A Cartesian Immersed Boundary Method to Simulate Stably Stratified Turbulent Flows
Turbulent katabatic (downslope) flow under stable stratification over a cool surface remains a poorly understood subject, which finds application in geophysical flows. This work investigates an immersed boundary (IB) formulation within a multi-graphics-processing-unit (GPU) parallel incompressible flow solver to impose velocity and heat flux boundary conditions to simulate fundamental katabatic flows.
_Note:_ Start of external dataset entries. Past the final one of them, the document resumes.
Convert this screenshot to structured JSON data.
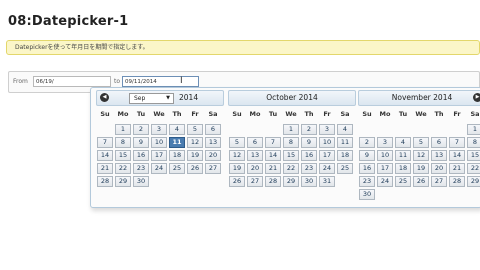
{
  "page": {
    "title": "08:Datepicker-1",
    "notice": "Datepickerを使って年月日を期間で指定します。"
  },
  "range": {
    "from_label": "From",
    "from_value": "06/19/",
    "to_label": "to",
    "to_value": "09/11/2014"
  },
  "calendar": {
    "weekdays": [
      "Su",
      "Mo",
      "Tu",
      "We",
      "Th",
      "Fr",
      "Sa"
    ],
    "months": [
      {
        "select_value": "Sep",
        "year": "2014",
        "title": "",
        "has_select": true,
        "first_weekday": 1,
        "days": 30,
        "highlight": 11
      },
      {
        "select_value": "",
        "year": "",
        "title": "October 2014",
        "has_select": false,
        "first_weekday": 3,
        "days": 31,
        "highlight": null
      },
      {
        "select_value": "",
        "year": "",
        "title": "November 2014",
        "has_select": false,
        "first_weekday": 6,
        "days": 30,
        "highlight": null
      }
    ],
    "prev_icon": "prev-arrow-icon",
    "next_icon": "next-arrow-icon"
  },
  "colors": {
    "notice_bg": "#fbf6c8",
    "header_border": "#b9cddd",
    "today_bg": "#4a7cb0"
  }
}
Prandtl's analytical solution for laminar katabatic flow is used to develop an IB formulation to impose heat flux boundary conditions, and to assess its formal order of accuracy. Direct numerical simulation of turbulent katabatic flow is then performed to investigate the applicability of proposed schemes in the turbulent regime. Results from first order statistics show that turbulent katabatic flow simulations are sensitive to the specifics of the IB formulation, and IB schemes that work well for the laminar regime do not readily apply to the turbulent regime. A reconstruction scheme is proposed that performs well in both the laminar and turbulent regime.
Umphrey, Clancy; DeLeon, Rey; and Senocak, Inanc. (2016). "A Cartesian Immersed Boundary Method to Simulate Stably Stratified Turbulent Flows". 54th AIAA Aerospace Sciences Meeting, AIAA SciTech, AIAA 2016-0603-1 - AIAA 2016-0603-17.